Design: Cross-sectional study.
Setting: Outpatient hypertension clinic.
Subjects: Seventy patients with mild-to-moderate essential hypertension, aged 42 +/- 8 years, never pharmacologically treated. All subjects underwent routine laboratory tests, 24-h ambulatory blood pressure (BP) monitoring, measurement of carotid-femoral PWV, by means of a computerized method, and AER.
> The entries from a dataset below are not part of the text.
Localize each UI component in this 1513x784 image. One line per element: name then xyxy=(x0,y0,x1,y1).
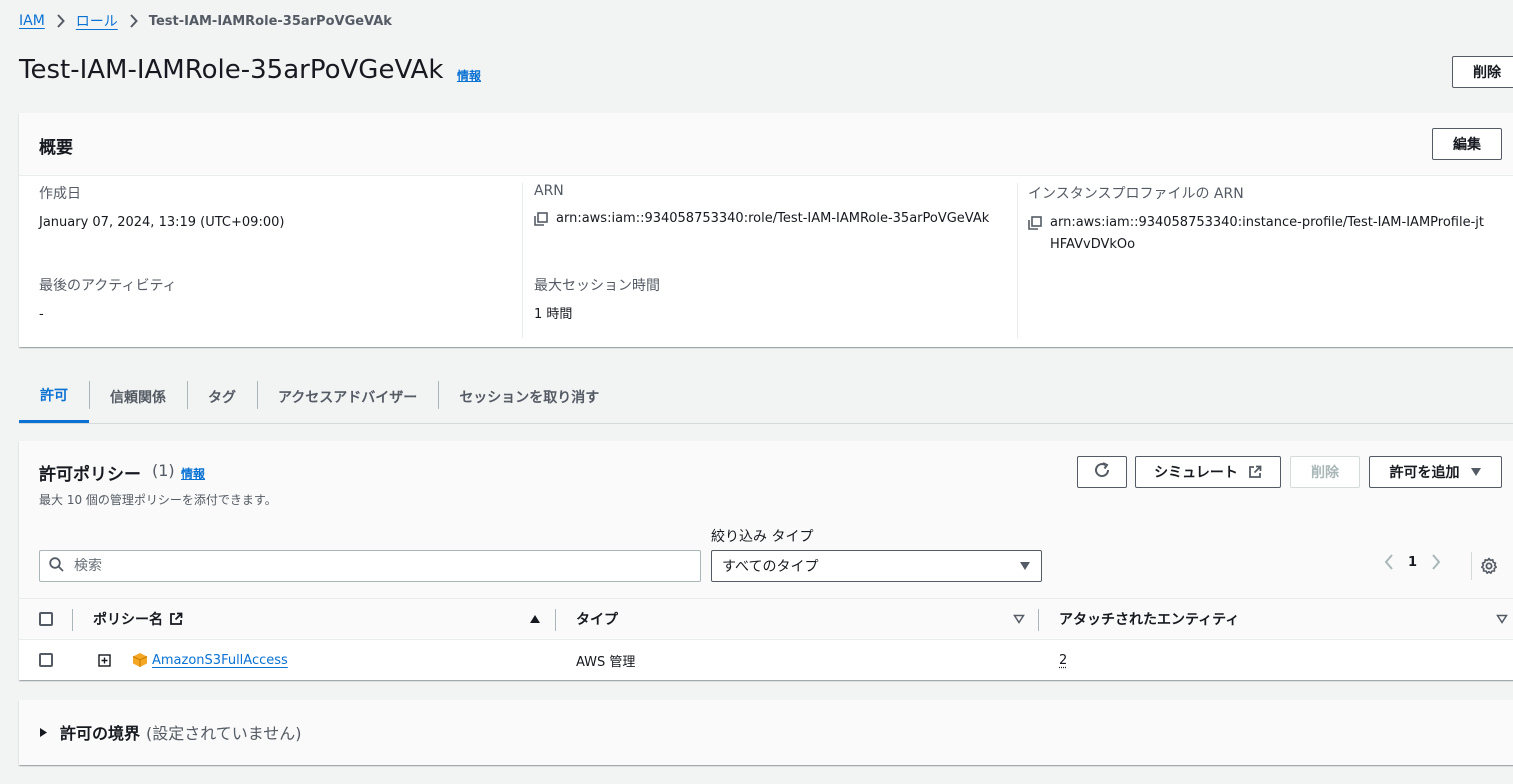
refresh-icon xyxy=(1093,461,1111,483)
summary-col-instance-profile: インスタンスプロファイルの ARN arn:aws:iam::934058753… xyxy=(1017,183,1497,338)
created-value: January 07, 2024, 13:19 (UTC+09:00) xyxy=(39,212,522,234)
caret-down-icon xyxy=(1470,467,1482,477)
permissions-title: 許可ポリシー xyxy=(39,460,141,485)
policy-type-cell: AWS 管理 xyxy=(576,640,635,680)
refresh-button[interactable] xyxy=(1077,456,1127,488)
max-session-label: 最大セッション時間 xyxy=(534,275,1017,295)
sort-icon[interactable] xyxy=(1496,599,1508,639)
tab-trust-relationships[interactable]: 信頼関係 xyxy=(89,370,187,423)
select-all-checkbox-cell xyxy=(39,599,53,639)
title-info-link[interactable]: 情報 xyxy=(457,67,481,84)
add-permissions-label: 許可を追加 xyxy=(1390,462,1460,482)
breadcrumb: IAM ロール Test-IAM-IAMRole-35arPoVGeVAk xyxy=(19,11,392,31)
instance-profile-row: arn:aws:iam::934058753340:instance-profi… xyxy=(1028,212,1488,256)
summary-col-created: 作成日 January 07, 2024, 13:19 (UTC+09:00) … xyxy=(39,183,522,338)
policy-name-cell: AmazonS3FullAccess xyxy=(152,640,288,680)
summary-panel: 概要 編集 作成日 January 07, 2024, 13:19 (UTC+0… xyxy=(19,113,1513,347)
sort-ascending-icon[interactable] xyxy=(529,599,541,639)
expand-icon[interactable] xyxy=(98,640,111,680)
summary-title: 概要 xyxy=(39,133,73,158)
arn-row: arn:aws:iam::934058753340:role/Test-IAM-… xyxy=(534,208,1017,234)
remove-policy-button[interactable]: 削除 xyxy=(1290,456,1360,488)
column-type[interactable]: タイプ xyxy=(576,599,618,639)
attached-entities-cell: 2 xyxy=(1059,640,1067,680)
chevron-right-icon xyxy=(129,14,138,28)
instance-profile-value: arn:aws:iam::934058753340:instance-profi… xyxy=(1050,212,1488,256)
filter-type-select[interactable]: すべてのタイプ xyxy=(711,550,1042,582)
column-attached-entities[interactable]: アタッチされたエンティティ xyxy=(1059,599,1239,639)
select-all-checkbox[interactable] xyxy=(39,612,53,626)
policy-link[interactable]: AmazonS3FullAccess xyxy=(152,653,288,668)
breadcrumb-roles[interactable]: ロール xyxy=(76,11,118,31)
tab-permissions[interactable]: 許可 xyxy=(19,370,89,423)
permissions-description: 最大 10 個の管理ポリシーを添付できます。 xyxy=(39,491,277,508)
chevron-right-icon xyxy=(56,14,65,28)
arn-label: ARN xyxy=(534,183,1017,199)
row-checkbox-cell xyxy=(39,640,53,680)
gear-icon[interactable] xyxy=(1480,557,1498,579)
permissions-boundary-panel[interactable]: 許可の境界 (設定されていません) xyxy=(19,700,1513,765)
search-icon xyxy=(49,557,64,576)
aws-managed-policy-icon xyxy=(132,640,148,680)
sort-icon[interactable] xyxy=(1013,599,1025,639)
chevron-left-icon[interactable] xyxy=(1384,554,1394,570)
column-policy-name-label: ポリシー名 xyxy=(93,609,163,629)
permissions-boundary-toggle[interactable]: 許可の境界 (設定されていません) xyxy=(39,720,302,744)
copy-icon[interactable] xyxy=(1028,212,1050,238)
instance-profile-label: インスタンスプロファイルの ARN xyxy=(1028,183,1497,203)
external-link-icon xyxy=(1248,465,1262,479)
page-number[interactable]: 1 xyxy=(1408,555,1417,570)
copy-icon[interactable] xyxy=(534,208,556,234)
breadcrumb-iam[interactable]: IAM xyxy=(19,13,45,29)
column-policy-name[interactable]: ポリシー名 xyxy=(93,599,183,639)
pagination: 1 xyxy=(1384,554,1441,570)
summary-header: 概要 編集 xyxy=(19,113,1513,176)
simulate-button[interactable]: シミュレート xyxy=(1135,456,1281,488)
add-permissions-button[interactable]: 許可を追加 xyxy=(1369,456,1502,488)
permissions-panel: 許可ポリシー (1) 情報 最大 10 個の管理ポリシーを添付できます。 シミュ… xyxy=(19,441,1513,680)
caret-right-icon xyxy=(39,727,48,738)
tab-access-advisor[interactable]: アクセスアドバイザー xyxy=(257,370,438,423)
max-session-value: 1 時間 xyxy=(534,304,1017,326)
search-input[interactable] xyxy=(74,558,674,574)
permissions-boundary-title: 許可の境界 xyxy=(60,720,140,744)
last-activity-value: - xyxy=(39,304,522,326)
breadcrumb-current: Test-IAM-IAMRole-35arPoVGeVAk xyxy=(149,14,392,29)
permissions-boundary-status: (設定されていません) xyxy=(146,720,302,744)
chevron-right-icon[interactable] xyxy=(1431,554,1441,570)
caret-down-icon xyxy=(1019,561,1031,571)
permissions-count: (1) xyxy=(152,461,175,480)
page-title: Test-IAM-IAMRole-35arPoVGeVAk xyxy=(19,55,443,85)
delete-role-button[interactable]: 削除 xyxy=(1452,56,1513,88)
table-header: ポリシー名 タイプ アタッチされたエンティティ xyxy=(19,598,1513,640)
tab-bar: 許可 信頼関係 タグ アクセスアドバイザー セッションを取り消す xyxy=(19,370,1513,424)
attached-entities-count[interactable]: 2 xyxy=(1059,653,1067,668)
tab-tags[interactable]: タグ xyxy=(187,370,257,423)
permissions-info-link[interactable]: 情報 xyxy=(181,465,205,482)
filter-type-value: すべてのタイプ xyxy=(722,556,818,576)
arn-value: arn:aws:iam::934058753340:role/Test-IAM-… xyxy=(556,208,989,230)
filter-type-label: 絞り込み タイプ xyxy=(711,526,813,546)
search-field[interactable] xyxy=(39,550,701,582)
summary-col-arn: ARN arn:aws:iam::934058753340:role/Test-… xyxy=(522,183,1017,338)
row-checkbox[interactable] xyxy=(39,653,53,667)
simulate-label: シミュレート xyxy=(1154,462,1238,482)
created-label: 作成日 xyxy=(39,183,522,203)
tab-revoke-sessions[interactable]: セッションを取り消す xyxy=(438,370,620,423)
last-activity-label: 最後のアクティビティ xyxy=(39,275,522,295)
external-link-icon xyxy=(169,612,183,626)
edit-button[interactable]: 編集 xyxy=(1432,128,1502,160)
table-row: AmazonS3FullAccess AWS 管理 2 xyxy=(19,640,1513,680)
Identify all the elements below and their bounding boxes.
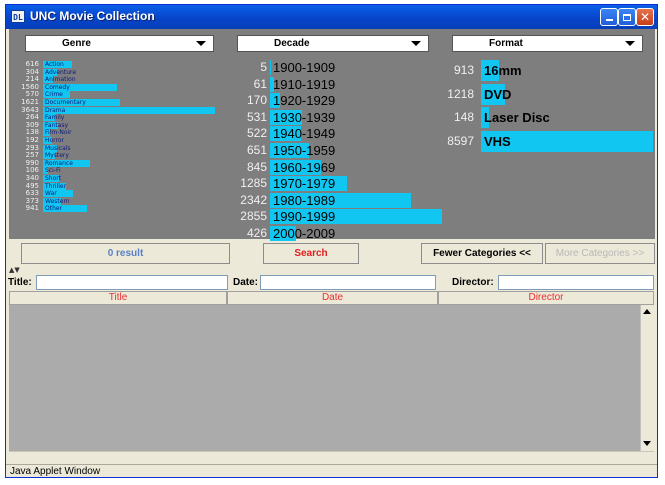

Results: Microalbuminuric patients (AER > or = 20 microg min(-1); n = 19), when compared with normoalbuminuric subjects, showed more elevated 24-h BP (136/88 +/- 10/10 vs. 128/83 +/- 7/6 mmHg; P < 0.001 and P = 0.013, for systolic and diastolic BP respectively) and higher values of carotid-femoral PWV (10.4 +/- 2 m s(-1) vs. 9.2 +/- 1.3; P = 0.006). This latter difference remained statistically significant, even after correction by ancova for 24-h systolic and diastolic BP, and body mass index (BMI, P = 0.016). Univariate regression analysis disclosed a tight correlation between AER and carotid-femoral PWV (r = 0.42; P = 0.0003). This association was confirmed in a multiple regression model (beta = 0.35; P = 0.009) in which, as independent variables, besides PWV, 24-h BP, age, serum glucose values, smoking status, gender and BMI, were added.
Conclusions: Our results seem to confirm that microalbuminuria may represent the early renal manifestation of a widespread vascular dysfunction, and therefore it is an integrated marker of cardiovascular risk.